One of the reasons I like ADAR RNA Editing also as an area of investment is that it is a differentiated technology platform allowing for unique therapeutic approaches and, equally important, where there has not been this hype leading to an overproliferation of companies and inefficient use of capital.

It is also not surprising that the two most advanced companies in the space, ProQR and Wave Life Sciences, are not pure-play startups.  By contrast, the refinement of editing oligonucleotides here happens within companies with a decade of experience in oligonucleotide drug development, and at least in the case of Leiden-based ProQR, at a fraction of the cost of its start-up rivals KorroBio and ADARx based in the Boston and San Diego hubs, respectively.

I am highlighting KorroBio and ADARx because they are the two most prominent start-ups around synthetic oligo-based ADAR RNA Editing that have significantly benefited from the Covid19 boom in biotech financing, but where I fail to understand what they are bringing to the table and thus the point of their existence.  For example, I wrote about my surprise at Korro Bio going with LNP delivery for liver-targeted AATD.  This most likely comes down to their inexperience in oligonucleotide chemistry.

So here is my plea to the ADAR RNA Editing industry: we do not need to repeat the mistakes made in other areas of biotechnology.  Competition, such as the rivalry between Alnylam and Sirna Therapeutics in RNAi, is a good thing as it focuses the mind, but 2 or 3 strong ADAR Editing-based pure-plays are really enough, plus some platform adoptions by larger oligonucleotide therapeutics companies like Ionis, Arrowhead, or Alnylam and disease-specific licensing activities of Big Pharma; and if there are important advances in academia relevant for the space, tech licensing the old style is appropriate.

1 comment:

  1. I agree that the field is crowded, and that a dozen me-toos are unwarranted; however, there are justifiable reasons used to fund some new entities (mostly from banker's standpoints).

    1) Dicerna. sale of a lower tier siRNA company for 3+ billion creates demand for these other companies.

    2) way too many targets to address from just a few companies that lead. I know you're well aware of the scale of dominant neg and pos mutations that can be made in the number of liver only targets is too much for even large pharma. Let a few feel out the risky programs, maybe some surprise while others burn?
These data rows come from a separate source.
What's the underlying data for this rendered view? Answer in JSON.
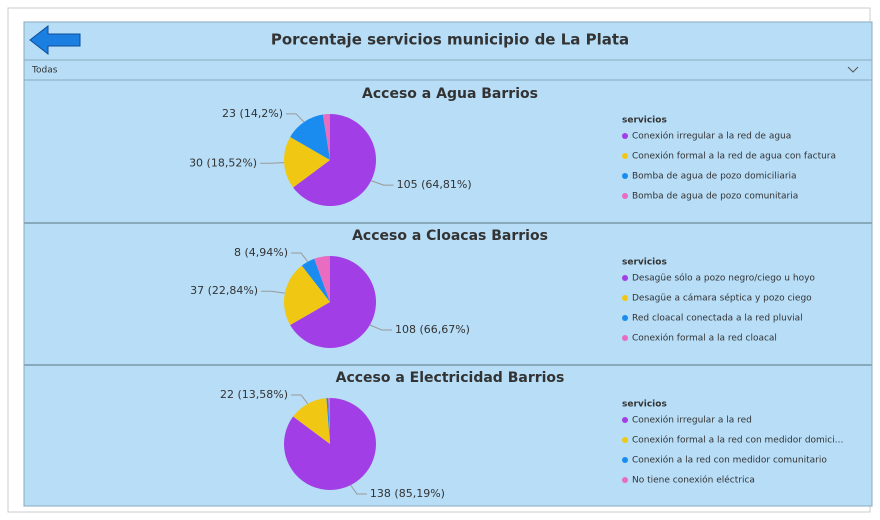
{
  "header": {
    "title": "Porcentaje servicios municipio de La Plata",
    "filter": "Todas"
  },
  "chart_data": [
    {
      "type": "pie",
      "title": "Acceso a Agua Barrios",
      "legend_title": "servicios",
      "categories": [
        "Conexión irregular a la red de agua",
        "Conexión formal a la red de agua con factura",
        "Bomba de agua de pozo domiciliaria",
        "Bomba de agua de pozo comunitaria"
      ],
      "values": [
        105,
        30,
        23,
        4
      ],
      "value_labels": [
        "105 (64,81%)",
        "30 (18,52%)",
        "23 (14,2%)",
        null
      ],
      "colors": [
        "#a23ee6",
        "#f0c814",
        "#1a8cf0",
        "#e86cc0"
      ]
    },
    {
      "type": "pie",
      "title": "Acceso a Cloacas Barrios",
      "legend_title": "servicios",
      "categories": [
        "Desagüe sólo a pozo negro/ciego u hoyo",
        "Desagüe a cámara séptica y pozo ciego",
        "Red cloacal conectada a la red pluvial",
        "Conexión formal a la red cloacal"
      ],
      "values": [
        108,
        37,
        8,
        9
      ],
      "value_labels": [
        "108 (66,67%)",
        "37 (22,84%)",
        "8 (4,94%)",
        null
      ],
      "colors": [
        "#a23ee6",
        "#f0c814",
        "#1a8cf0",
        "#e86cc0"
      ]
    },
    {
      "type": "pie",
      "title": "Acceso a Electricidad Barrios",
      "legend_title": "servicios",
      "categories": [
        "Conexión irregular a la red",
        "Conexión formal a la red con medidor domici...",
        "Conexión a la red con medidor comunitario",
        "No tiene conexión eléctrica"
      ],
      "values": [
        138,
        22,
        1,
        1
      ],
      "value_labels": [
        "138 (85,19%)",
        "22 (13,58%)",
        null,
        null
      ],
      "colors": [
        "#a23ee6",
        "#f0c814",
        "#1a8cf0",
        "#e86cc0"
      ]
    }
  ]
}
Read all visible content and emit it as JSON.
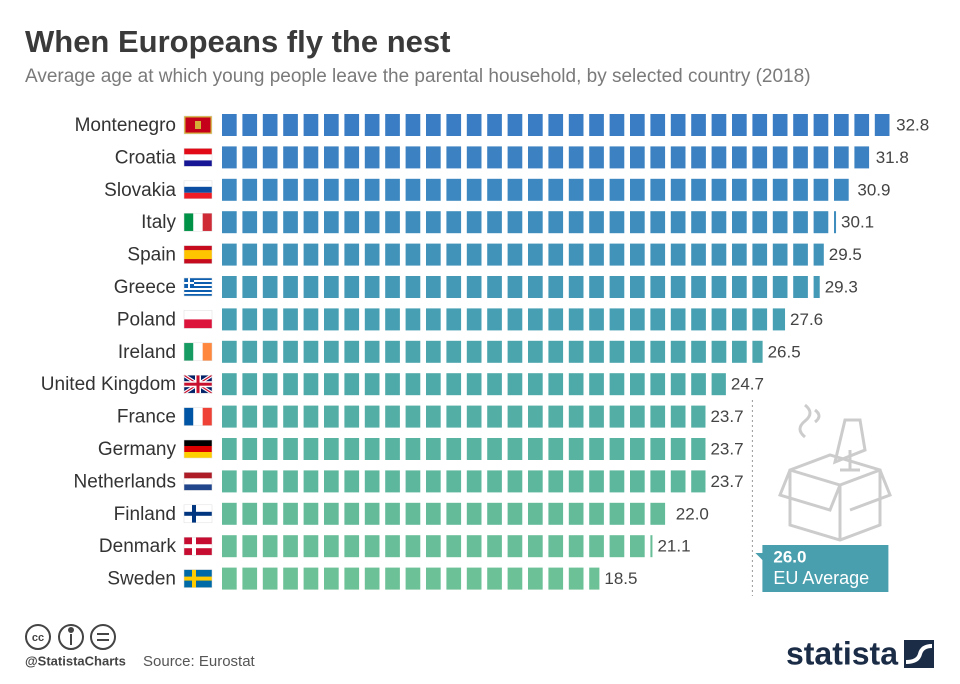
{
  "chart_data": {
    "type": "unit-bar",
    "title": "When Europeans fly the nest",
    "subtitle": "Average age at which young people leave the parental household, by selected country (2018)",
    "categories": [
      "Montenegro",
      "Croatia",
      "Slovakia",
      "Italy",
      "Spain",
      "Greece",
      "Poland",
      "Ireland",
      "United Kingdom",
      "France",
      "Germany",
      "Netherlands",
      "Finland",
      "Denmark",
      "Sweden"
    ],
    "values": [
      32.8,
      31.8,
      30.9,
      30.1,
      29.5,
      29.3,
      27.6,
      26.5,
      24.7,
      23.7,
      23.7,
      23.7,
      22.0,
      21.1,
      18.5
    ],
    "value_labels": [
      "32.8",
      "31.8",
      "30.9",
      "30.1",
      "29.5",
      "29.3",
      "27.6",
      "26.5",
      "24.7",
      "23.7",
      "23.7",
      "23.7",
      "22.0",
      "21.1",
      "18.5"
    ],
    "colors": [
      "#3b7dc4",
      "#3c82c2",
      "#3d88c0",
      "#3f8dbd",
      "#4193ba",
      "#4399b6",
      "#469fb2",
      "#4aa5ad",
      "#4ea9a9",
      "#53aea5",
      "#58b3a1",
      "#5db79d",
      "#63bb9a",
      "#68be98",
      "#6dc197"
    ],
    "xlim": [
      0,
      35
    ],
    "eu_average": {
      "value": 26.0,
      "label": "26.0",
      "text": "EU Average"
    },
    "footer": {
      "handle": "@StatistaCharts",
      "source": "Source: Eurostat",
      "logo": "statista"
    }
  }
}
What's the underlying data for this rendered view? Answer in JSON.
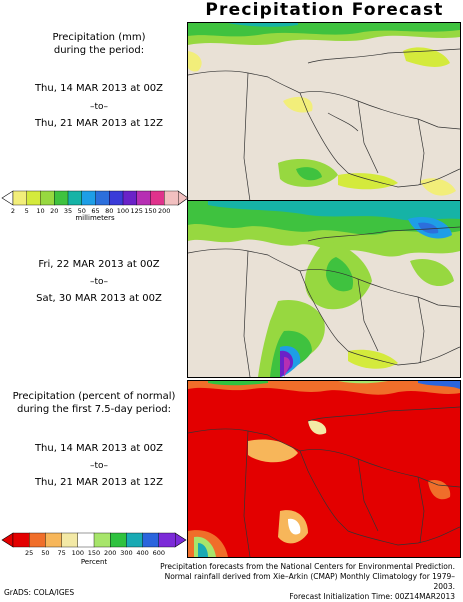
{
  "title": "Precipitation Forecast",
  "panel1": {
    "label_line1": "Precipitation (mm)",
    "label_line2": "during the period:",
    "start": "Thu, 14 MAR 2013 at 00Z",
    "to": "–to–",
    "end": "Thu, 21 MAR 2013 at 12Z"
  },
  "panel2": {
    "start": "Fri, 22 MAR 2013 at 00Z",
    "to": "–to–",
    "end": "Sat, 30 MAR 2013 at 00Z"
  },
  "panel3": {
    "label_line1": "Precipitation (percent of normal)",
    "label_line2": "during the first 7.5-day period:",
    "start": "Thu, 14 MAR 2013 at 00Z",
    "to": "–to–",
    "end": "Thu, 21 MAR 2013 at 12Z"
  },
  "colorbar_mm": {
    "ticks": [
      "2",
      "5",
      "10",
      "20",
      "35",
      "50",
      "65",
      "80",
      "100",
      "125",
      "150",
      "200"
    ],
    "unit": "millimeters",
    "colors": [
      "#f2ee7a",
      "#d4ea3c",
      "#97d840",
      "#3fc23f",
      "#16b3a6",
      "#1e9ee6",
      "#2c6fdc",
      "#3a3bd8",
      "#6a22c8",
      "#b62fb3",
      "#e0328c",
      "#f2c0c0"
    ]
  },
  "colorbar_pct": {
    "ticks": [
      "25",
      "50",
      "75",
      "100",
      "150",
      "200",
      "300",
      "400",
      "600"
    ],
    "unit": "Percent",
    "colors": [
      "#e30000",
      "#f06e2a",
      "#f7b65a",
      "#f3e9a6",
      "#ffffff",
      "#a7e56b",
      "#2fc23f",
      "#19aab4",
      "#2b65dd",
      "#7c2bd8"
    ]
  },
  "credits": {
    "line1": "Precipitation forecasts from the National Centers for Environmental Prediction.",
    "line2": "Normal rainfall derived from Xie–Arkin (CMAP) Monthly Climatology for 1979–2003.",
    "line3": "Forecast Initialization Time: 00Z14MAR2013"
  },
  "footer": "GrADS: COLA/IGES"
}
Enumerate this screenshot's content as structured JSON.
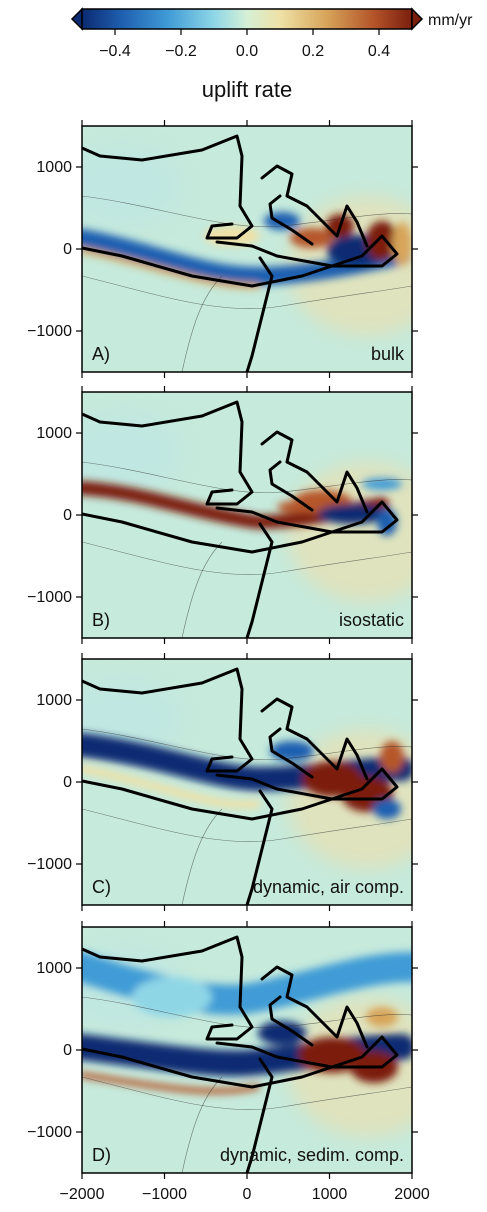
{
  "colorbar": {
    "unit": "mm/yr",
    "title": "uplift rate",
    "range": [
      -0.5,
      0.5
    ],
    "ticks": [
      -0.4,
      -0.2,
      0.0,
      0.2,
      0.4
    ],
    "tick_labels": [
      "−0.4",
      "−0.2",
      "0.0",
      "0.2",
      "0.4"
    ],
    "colors": [
      "#0b2a72",
      "#1f5fb0",
      "#3f9bd6",
      "#8ed6e6",
      "#d5f0d6",
      "#efe1a6",
      "#d7a55a",
      "#b5562a",
      "#7b1e0e"
    ]
  },
  "chart_data": [
    {
      "type": "heatmap",
      "panel_label": "A)",
      "corner_label": "bulk",
      "xlim": [
        -2000,
        2000
      ],
      "ylim": [
        -1500,
        1500
      ],
      "yticks": [
        1000,
        0,
        -1000
      ],
      "ytick_labels": [
        "1000",
        "0",
        "−1000"
      ]
    },
    {
      "type": "heatmap",
      "panel_label": "B)",
      "corner_label": "isostatic",
      "xlim": [
        -2000,
        2000
      ],
      "ylim": [
        -1500,
        1500
      ],
      "yticks": [
        1000,
        0,
        -1000
      ],
      "ytick_labels": [
        "1000",
        "0",
        "−1000"
      ]
    },
    {
      "type": "heatmap",
      "panel_label": "C)",
      "corner_label": "dynamic, air comp.",
      "xlim": [
        -2000,
        2000
      ],
      "ylim": [
        -1500,
        1500
      ],
      "yticks": [
        1000,
        0,
        -1000
      ],
      "ytick_labels": [
        "1000",
        "0",
        "−1000"
      ]
    },
    {
      "type": "heatmap",
      "panel_label": "D)",
      "corner_label": "dynamic, sedim. comp.",
      "xlim": [
        -2000,
        2000
      ],
      "ylim": [
        -1500,
        1500
      ],
      "yticks": [
        1000,
        0,
        -1000
      ],
      "ytick_labels": [
        "1000",
        "0",
        "−1000"
      ],
      "xticks": [
        -2000,
        -1000,
        0,
        1000,
        2000
      ],
      "xtick_labels": [
        "−2000",
        "−1000",
        "0",
        "1000",
        "2000"
      ]
    }
  ]
}
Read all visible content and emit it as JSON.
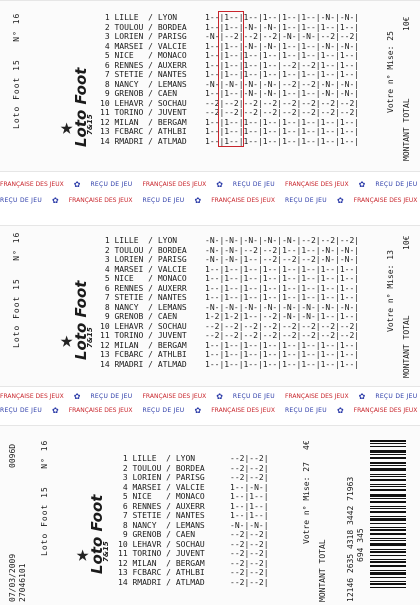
{
  "brand": {
    "logo": "Loto Foot",
    "logo_sub": "7&15"
  },
  "game_label": "Loto Foot 15",
  "grid_number": "N° 16",
  "total_label": "MONTANT TOTAL",
  "stake_label": "Votre n° Mise:",
  "band_ecu": "REÇU DE JEU",
  "band_fdj": "FRANÇAISE DES JEUX",
  "matches": [
    {
      "n": "1",
      "home": "LILLE",
      "away": "LYON"
    },
    {
      "n": "2",
      "home": "TOULOU",
      "away": "BORDEA"
    },
    {
      "n": "3",
      "home": "LORIEN",
      "away": "PARISG"
    },
    {
      "n": "4",
      "home": "MARSEI",
      "away": "VALCIE"
    },
    {
      "n": "5",
      "home": "NICE",
      "away": "MONACO"
    },
    {
      "n": "6",
      "home": "RENNES",
      "away": "AUXERR"
    },
    {
      "n": "7",
      "home": "STETIE",
      "away": "NANTES"
    },
    {
      "n": "8",
      "home": "NANCY",
      "away": "LEMANS"
    },
    {
      "n": "9",
      "home": "GRENOB",
      "away": "CAEN"
    },
    {
      "n": "10",
      "home": "LEHAVR",
      "away": "SOCHAU"
    },
    {
      "n": "11",
      "home": "TORINO",
      "away": "JUVENT"
    },
    {
      "n": "12",
      "home": "MILAN",
      "away": "BERGAM"
    },
    {
      "n": "13",
      "home": "FCBARC",
      "away": "ATHLBI"
    },
    {
      "n": "14",
      "home": "RMADRI",
      "away": "ATLMAD"
    }
  ],
  "tickets": [
    {
      "price": "10€",
      "stake": "25",
      "grid": [
        "1--|1--|1--|1--|1--|1--|-N-|-N-|",
        "1--|1--|-N-|-N-|1--|1--|1--|1--|",
        "-N-|--2|--2|--2|-N-|-N-|--2|--2|",
        "1--|1--|-N-|-N-|1--|1--|-N-|-N-|",
        "1--|1--|1--|1--|1--|1--|1--|1--|",
        "1--|1--|1--|1--|--2|--2|1--|1--|",
        "1--|1--|1--|1--|1--|1--|1--|1--|",
        "-N-|-N-|-N-|-N-|--2|--2|-N-|-N-|",
        "1--|1--|-N-|-N-|1--|1--|-N-|-N-|",
        "--2|--2|--2|--2|--2|--2|--2|--2|",
        "--2|--2|--2|--2|--2|--2|--2|--2|",
        "1--|1--|1--|1--|1--|1--|1--|1--|",
        "1--|1--|1--|1--|1--|1--|1--|1--|",
        "1--|1--|1--|1--|1--|1--|1--|1--|"
      ]
    },
    {
      "price": "10€",
      "stake": "13",
      "grid": [
        "-N-|-N-|-N-|-N-|-N-|--2|--2|--2|",
        "-N-|-N-|--2|--2|1--|1--|-N-|-N-|",
        "-N-|-N-|1--|--2|--2|--2|-N-|-N-|",
        "1--|1--|1--|1--|1--|1--|1--|1--|",
        "1--|1--|1--|1--|1--|1--|1--|1--|",
        "1--|1--|1--|1--|1--|1--|1--|1--|",
        "1--|1--|1--|1--|1--|1--|1--|1--|",
        "-N-|-N-|-N-|-N-|-N-|-N-|-N-|-N-|",
        "1-2|1-2|1--|--2|-N-|-N-|1--|1--|",
        "--2|--2|--2|--2|--2|--2|--2|--2|",
        "--2|--2|--2|--2|--2|--2|--2|--2|",
        "1--|1--|1--|1--|1--|1--|1--|1--|",
        "1--|1--|1--|1--|1--|1--|1--|1--|",
        "1--|1--|1--|1--|1--|1--|1--|1--|"
      ]
    },
    {
      "price": "4€",
      "stake": "27",
      "date": "07/03/2009",
      "code_top": "0096D",
      "code_bottom": "27046101",
      "grid": [
        "--2|--2|",
        "--2|--2|",
        "--2|--2|",
        "1--|-N-|",
        "1--|1--|",
        "1--|1--|",
        "1--|1--|",
        "-N-|-N-|",
        "--2|--2|",
        "--2|--2|",
        "--2|--2|",
        "--2|--2|",
        "--2|--2|",
        "--2|--2|"
      ],
      "serial_line1": "12146 2635 4318 3442 71963",
      "serial_line2": "694 345"
    }
  ]
}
    3) delivery. Yes, a tangent of sorts as programs are far less likely to contribute meaningfully to new tissues unless big dollars are available. But, additional tissue space opening will be highly beneficial for all oligo companies.


    One does need to keep in mind IP, and while there will not be lawsuits until drugs are sold, there are inherent understandings of IP violations that will impinge value for newer startups. Especially on buyouts etc. One needs to see IP ownership worn like a lapel pin the same way Alnylam did in the early days.